Why Do We Obsess Over Disney Princesses?

by Emma Cueto

This week brings news of a high school junior from Virginia who created a Change.org petition calling for Disney to create a plus-size princess, which now has over 10,000 signatures. I love this idea, but it isn't a standalone occurrence. It's just the latest in what seems like a cultural obsession with Disney princesses — in the age of the Internet, commenting on, spoofing, analyzing, and remixing Disney princesses is like its own sub-genre. From dressing them in modern clothes, to clothes in style the year their movie came out, to period-appropriate costumes, these ladies get make overs a lot. Or, in some cases, get ludicrously "un-made over." Other manipulations are more political, like Disney princesses with disabilities. And then some, like College Humor's " Tinderella" might have any number of messages, depending on how you look at it, but mostly they're just really funny.

So what gives? Why are Disney princesses still a big deal? I mean, Snow White came out in 1937 for God's sakes. Why is she still relevant to us, more than 75 years later?

It's because Disney princesses are a loaded thing for women and girls in our society. Disney movies are seen by pretty much all children, and there's a whole industry built around these characters: toys and story books and costumes and on and on. And somewhere between being told to watch them and dress up like them, we often get the idea that we are supposed to be like them. Little girls are encouraged to think of themselves as princesses. Disney princesses are our first "role models," after maybe our parents.

It is for this reason that issues of racism and sexism and body image in Disney films are a big deal. It is for this reason that we complain when the waists of Disney princesses are thinner than their heads. All of the messages that Disney sends seep into the brains of little girls and become part of their first conception of who they want to be.

As a kid, I always wanted to be Belle, because she reads, and she got to be friends with talking furniture, which was pretty cool. And looking back, I think that choice was at least partly my own defense against the other, far less interesting options I was faced with. But even Belle, when you think about it, essentially has Stockholm Syndrome. So maybe she wasn't such a great role model after all.

The fact that Disney princesses are such a huge part of our early conception of ourselves means that when we grow up, long after we have outgrown our princess faze, Disney princesses continue to fascinate. And so people try to manipulate their images or their stories or their identities in a way that befits our post-child lives, and we continue to view those efforts with continued interest.

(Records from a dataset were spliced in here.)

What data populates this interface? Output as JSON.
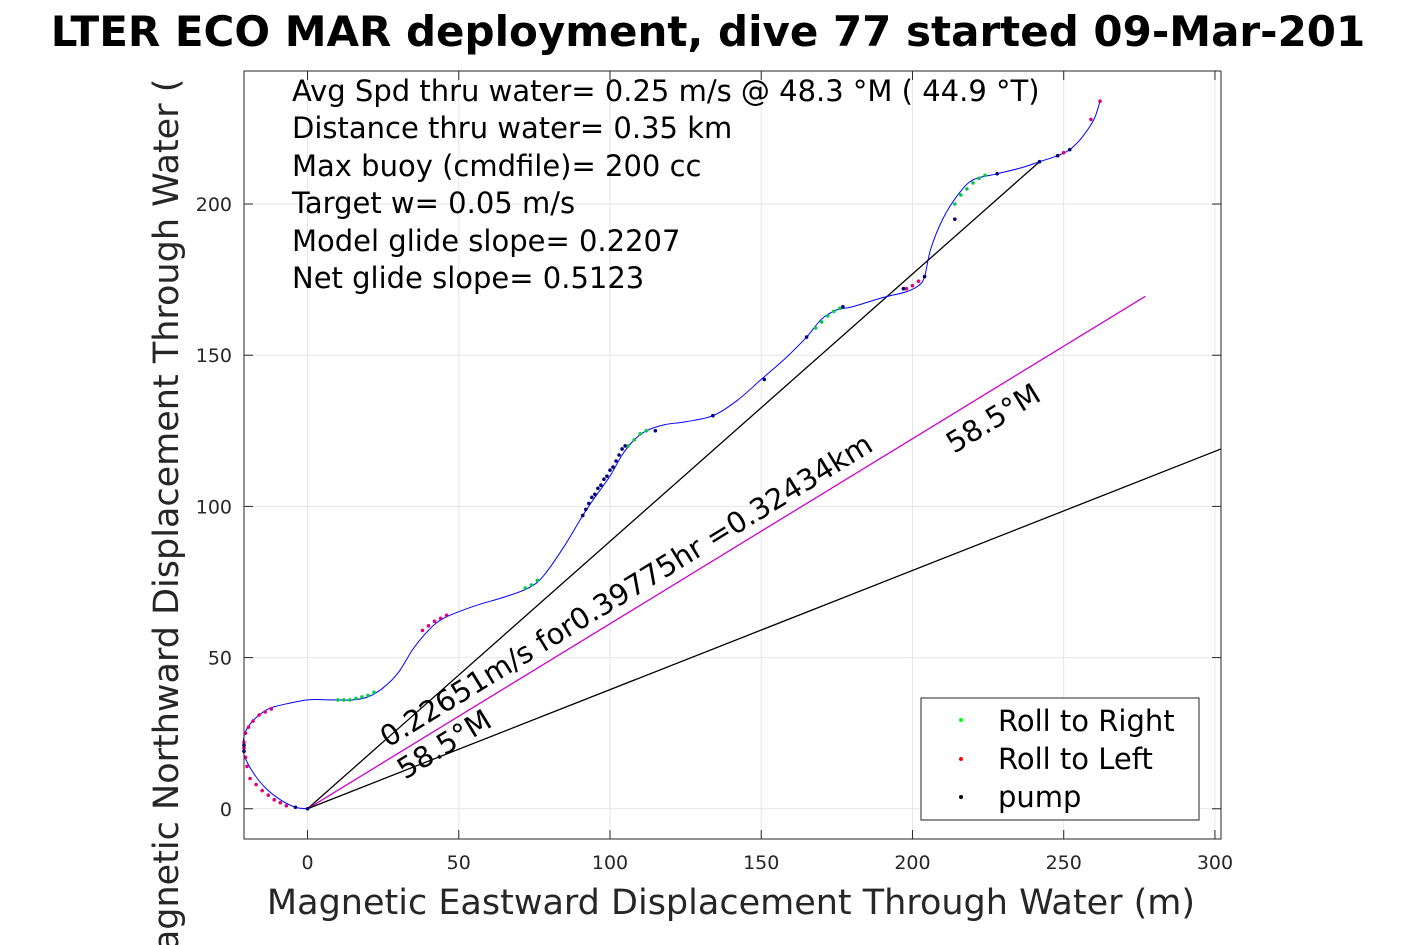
{
  "chart_data": {
    "type": "line",
    "title": "LTER ECO MAR deployment, dive 77 started 09-Mar-201",
    "xlabel": "Magnetic Eastward Displacement Through Water (m)",
    "ylabel": "Magnetic Northward Displacement Through Water (",
    "xlim": [
      -21,
      302
    ],
    "ylim": [
      -10,
      244
    ],
    "xticks": [
      0,
      50,
      100,
      150,
      200,
      250,
      300
    ],
    "yticks": [
      0,
      50,
      100,
      150,
      200
    ],
    "grid": true,
    "legend_position": "bottom-right",
    "annotations": [
      "Avg Spd thru water=  0.25 m/s @  48.3 °M ( 44.9 °T)",
      "Distance thru water=  0.35 km",
      "Max buoy (cmdfile)= 200 cc",
      "Target w= 0.05 m/s",
      "Model glide slope= 0.2207",
      "Net glide slope= 0.5123"
    ],
    "line_labels": {
      "current": "0.22651m/s for0.39775hr =0.32434km",
      "heading_upper": "58.5°M",
      "heading_lower": "58.5°M"
    },
    "series": [
      {
        "name": "track",
        "color": "#0000ff",
        "x": [
          0,
          -4,
          -9,
          -14,
          -18,
          -21,
          -21,
          -19,
          -16,
          -13,
          -10,
          0,
          8,
          15,
          20,
          25,
          30,
          35,
          40,
          45,
          55,
          65,
          73,
          78,
          85,
          91,
          95,
          100,
          104,
          108,
          112,
          118,
          125,
          134,
          142,
          150,
          158,
          165,
          170,
          175,
          180,
          190,
          198,
          202,
          204,
          206,
          210,
          215,
          220,
          228,
          236,
          242,
          248,
          252,
          256,
          260,
          262
        ],
        "y": [
          0,
          0.5,
          3,
          7,
          12,
          18,
          24,
          28,
          31,
          33,
          34,
          36,
          36,
          36,
          37,
          40,
          45,
          53,
          59,
          63,
          67,
          70,
          73,
          77,
          87,
          97,
          103,
          110,
          117,
          122,
          125,
          127,
          128,
          130,
          135,
          142,
          149,
          156,
          162,
          165,
          166,
          169,
          171,
          173,
          176,
          185,
          195,
          203,
          208,
          210,
          212,
          214,
          216,
          218,
          222,
          228,
          234
        ]
      }
    ],
    "straight_lines": [
      {
        "name": "net displacement",
        "color": "#000000",
        "x": [
          0,
          242
        ],
        "y": [
          0,
          214
        ]
      },
      {
        "name": "current",
        "color": "#cc00cc",
        "x": [
          0,
          277
        ],
        "y": [
          0,
          169.5
        ]
      },
      {
        "name": "heading",
        "color": "#000000",
        "x": [
          0,
          302
        ],
        "y": [
          0,
          119
        ]
      }
    ],
    "legend": [
      {
        "label": "Roll to Right",
        "color": "#00ff00"
      },
      {
        "label": "Roll to Left",
        "color": "#ff0000"
      },
      {
        "label": "pump",
        "color": "#000000"
      }
    ],
    "markers": {
      "green": [
        [
          10,
          36
        ],
        [
          12,
          36
        ],
        [
          14,
          36
        ],
        [
          16,
          36.5
        ],
        [
          18,
          37
        ],
        [
          20,
          37.5
        ],
        [
          22,
          38.5
        ],
        [
          72,
          73
        ],
        [
          74,
          74
        ],
        [
          76,
          75.5
        ],
        [
          106,
          120
        ],
        [
          108,
          122
        ],
        [
          110,
          124
        ],
        [
          112,
          125
        ],
        [
          168,
          159
        ],
        [
          170,
          161
        ],
        [
          172,
          163
        ],
        [
          174,
          164.5
        ],
        [
          176,
          165.5
        ],
        [
          214,
          200
        ],
        [
          216,
          203
        ],
        [
          218,
          205
        ],
        [
          220,
          207
        ],
        [
          222,
          208.5
        ],
        [
          224,
          209.5
        ]
      ],
      "red": [
        [
          -20,
          14
        ],
        [
          -20.5,
          17
        ],
        [
          -21,
          20
        ],
        [
          -21,
          22
        ],
        [
          -20.5,
          25
        ],
        [
          -19.5,
          27
        ],
        [
          -18,
          29
        ],
        [
          -16,
          31
        ],
        [
          -14,
          32
        ],
        [
          -12,
          33
        ],
        [
          -19,
          10
        ],
        [
          -17,
          8
        ],
        [
          -15,
          6
        ],
        [
          -13,
          4.5
        ],
        [
          -11,
          3
        ],
        [
          -9,
          2
        ],
        [
          -7,
          1
        ],
        [
          38,
          59
        ],
        [
          40,
          60.5
        ],
        [
          42,
          62
        ],
        [
          44,
          63
        ],
        [
          46,
          64
        ],
        [
          198,
          172
        ],
        [
          200,
          173
        ],
        [
          202,
          174.5
        ],
        [
          248,
          216
        ],
        [
          250,
          217
        ],
        [
          259,
          228
        ],
        [
          262,
          234
        ]
      ],
      "black": [
        [
          0,
          0
        ],
        [
          -4,
          0.5
        ],
        [
          -21,
          19
        ],
        [
          -21,
          21
        ],
        [
          91,
          97
        ],
        [
          92,
          99
        ],
        [
          93,
          101
        ],
        [
          94,
          103
        ],
        [
          95,
          104
        ],
        [
          96,
          106
        ],
        [
          97,
          107
        ],
        [
          98,
          109
        ],
        [
          99,
          110
        ],
        [
          100,
          112
        ],
        [
          101,
          113
        ],
        [
          102,
          115
        ],
        [
          103,
          117
        ],
        [
          104,
          119
        ],
        [
          105,
          120
        ],
        [
          115,
          125
        ],
        [
          134,
          130
        ],
        [
          151,
          142
        ],
        [
          165,
          156
        ],
        [
          177,
          166
        ],
        [
          197,
          172
        ],
        [
          204,
          176
        ],
        [
          214,
          195
        ],
        [
          228,
          210
        ],
        [
          242,
          214
        ],
        [
          248,
          216
        ],
        [
          252,
          218
        ]
      ]
    }
  }
}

In some ways, modifying Disney princesses is a way of fighting back against that initial pressure to be a princess. Because even if there's a little girl in America who never went through a princess phase, I'd be surprised if there's one who never felt the princess-pressure closing in from all sides. So putting them in wheelchairs or giving them a hook-up app is a way of reclaiming the narrative.

Even redone princess images that don't have an obvious angle — like putting the princesses in the clothes that were in style when their movies came out — are a way of pushing back. We break the princesses out of their narrow roles, show that they don't have to be exactly as they are in the movies. And in this way we reclaim them, and by extension ourselves. Because if the world thinks we all ought to be princesses, fine, but we're going to decide what princess are. And you can't stop us.